Last Updated on Tuesday, 5 August 2014, 22:54 by GxMedia

Parliament Building where the opposition’s no-confidence motion will be debated and more than likely passed.

Guyanese could return to the polls in an early general election after Tuesday’s decision by the opposition A Partnership for National Unity (APNU) to support the Alliance For Change’s (AFC) no-confidence motion against the Donald Ramotar administration.

“The position of the Shadow Cabinet is to give support to the AFC…we have resolved to support it and we have to discuss it further with our own partners who have not yet been informed of our decision,” Opposition Leader, David Granger told Demerara Waves Online News shortly after wrapping up a Shadow Cabinet meeting.

The Constitution states that on the House’s approval of a no-confidence motion, the President and Cabinet have to resign and make way for general and regional elections within three months.  If the motion is passed before the House goes into recess on August 10, the elections would have to be called by November.
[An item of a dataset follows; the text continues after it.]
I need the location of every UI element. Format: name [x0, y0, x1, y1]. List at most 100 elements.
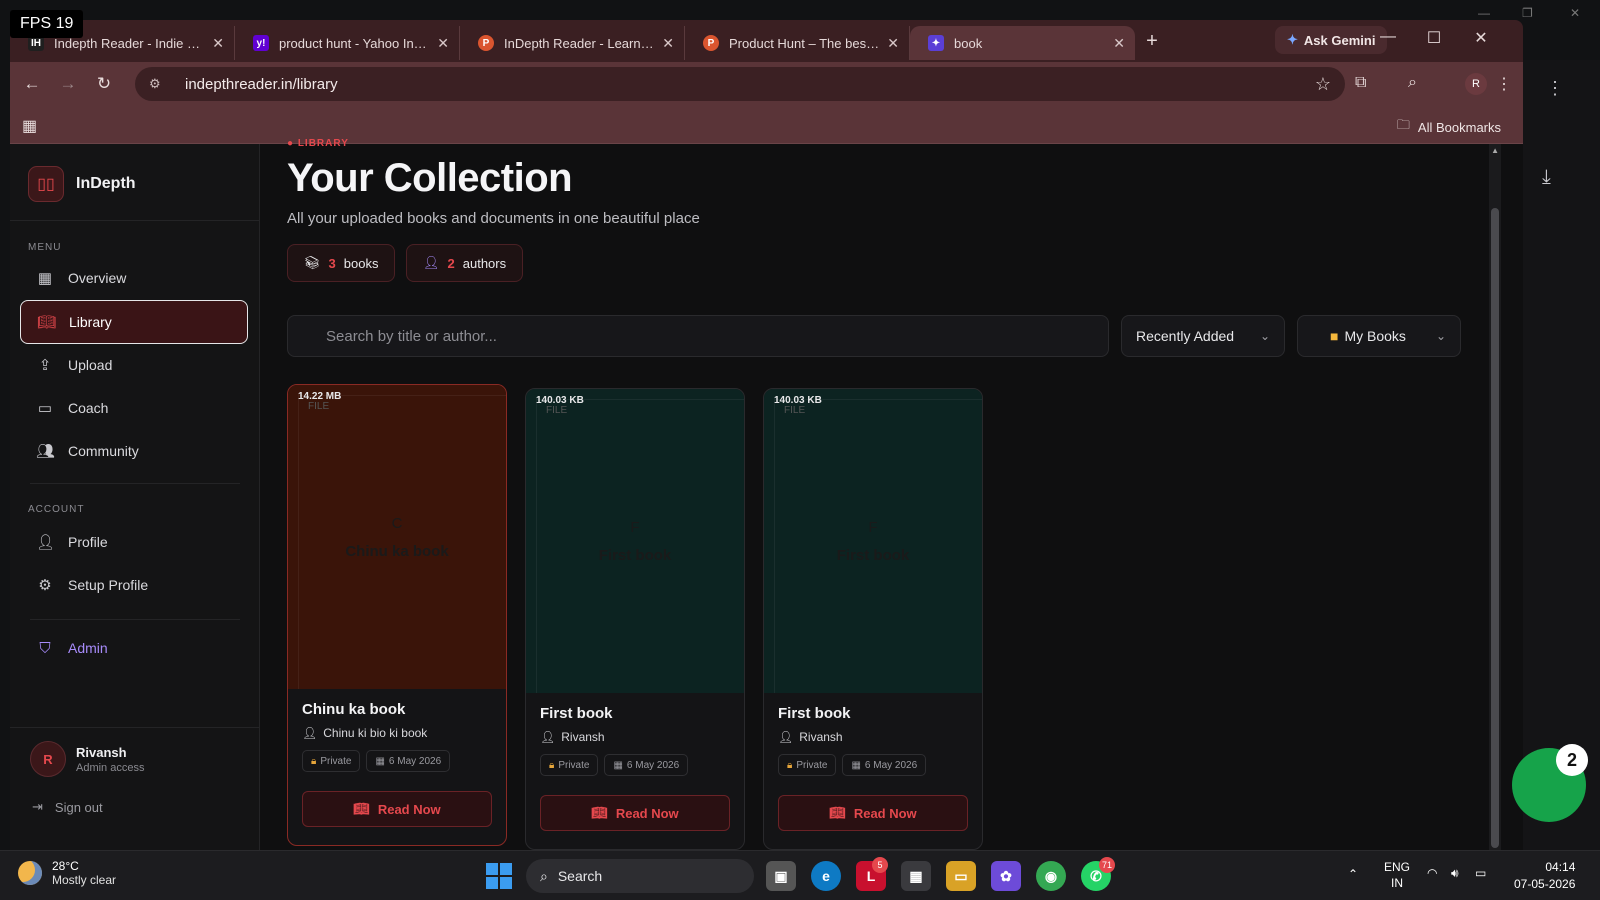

However, if it is approved at the first sitting in October, the polls would have to be called the latest by January, 2015. The Guyana Elections Commission (GECOM) has already begun preparing a Voters List which would be valid until January 31, 2015. The PPPC and government have questioned the motive behind the electoral management body preparing the voters roll in the absence of an announcement by the President.

The AFC has already formally informed President Donald Ramotar that it would be going ahead with the no-confidence motion because of the alleged unauthorized spending of billions of dollars from the Consolidated Fund on projects and programmes that have been already disapproved by the opposition-controlled House during consideration of the 2014 estimates of expenditures. Pending in the House is the approval of a Statement of Excesses for GUY$4.5 billion dollars that have been already spent so far.
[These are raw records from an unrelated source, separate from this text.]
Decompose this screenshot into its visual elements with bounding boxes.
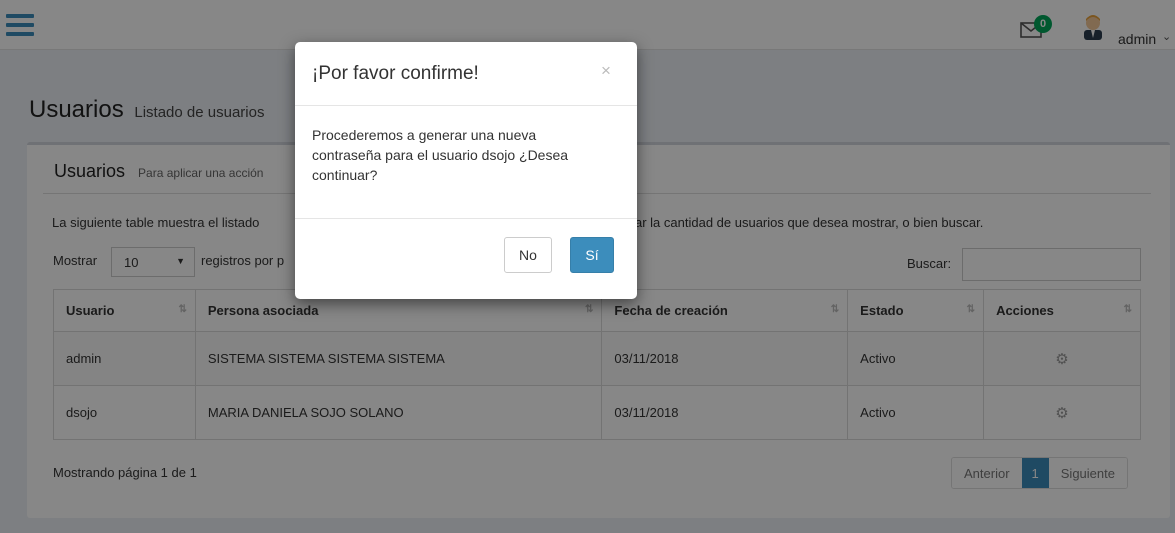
dialog-footer: No Sí	[295, 218, 637, 299]
confirm-dialog: ¡Por favor confirme! × Procederemos a ge…	[295, 42, 637, 299]
close-icon[interactable]: ×	[601, 61, 611, 81]
dialog-message: Procederemos a generar una nueva contras…	[312, 127, 569, 183]
dialog-header: ¡Por favor confirme! ×	[295, 42, 637, 106]
dialog-title: ¡Por favor confirme!	[312, 63, 479, 84]
no-button[interactable]: No	[504, 237, 552, 273]
yes-button[interactable]: Sí	[570, 237, 614, 273]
Now that Granger’s parliamentary coalition has agreed to support the motion, which was submitted by the AFC on August 1, he said the next step would be internal consultations among APNU’s partners and another round of talks with the AFC to fine-tune the text of the motion. “We will have to work out with the AFC the full text. What we have is enough but we need to maybe flesh it out a little bit more but the whole idea is that in principle we have agreed to support the AFC,” he said.

The AFC hopes that the combined opposition could call a private members sitting of the House to debate and approve the motion before the 65-seat House goes into a two-month recess on August 10.  With the APNU deciding to add its 26 seats to the AFC’s seven, the motion is expected to be approved and so leave the governing People’s Progressive Party Civic (PPPC) out in the cold with its 32 seats.

President Ramotar has repeatedly said that he is not afraid of going to back to the polls earlier than the constitutional deadline of 2016 to seek a fresh mandate from the electorate.  Passage of the no-confidence motion would trigger the resignation of the President and his Cabinet and a return to the polls.

The Opposition Leader dismissed suggestions that APNU had attached conditions such as a pre-electoral alliance before deciding to lend its support to the motion.

Granger said APNU did not believe that an AFC complaint to the police against Finance Minister Dr. Ashni Singh for his alleged breach of the law and constitution in relation to using money from the Consolidated Fund in the way that he has done would be dealt with speedily by investigators.

House Speaker, Raphael Trotman has already ruled that Singh should be sent to the Privileges Committee, a move that has seen government contemplating taking his decision to court because the issue is a legal and constitutional one rather than procedural.

Government has insisted that its spending of money and seeking the House’s approval for a Statement of Excess was not unprecedented and was in keeping with the Guyana Constitution and the Fiscal Management and Accountability Act.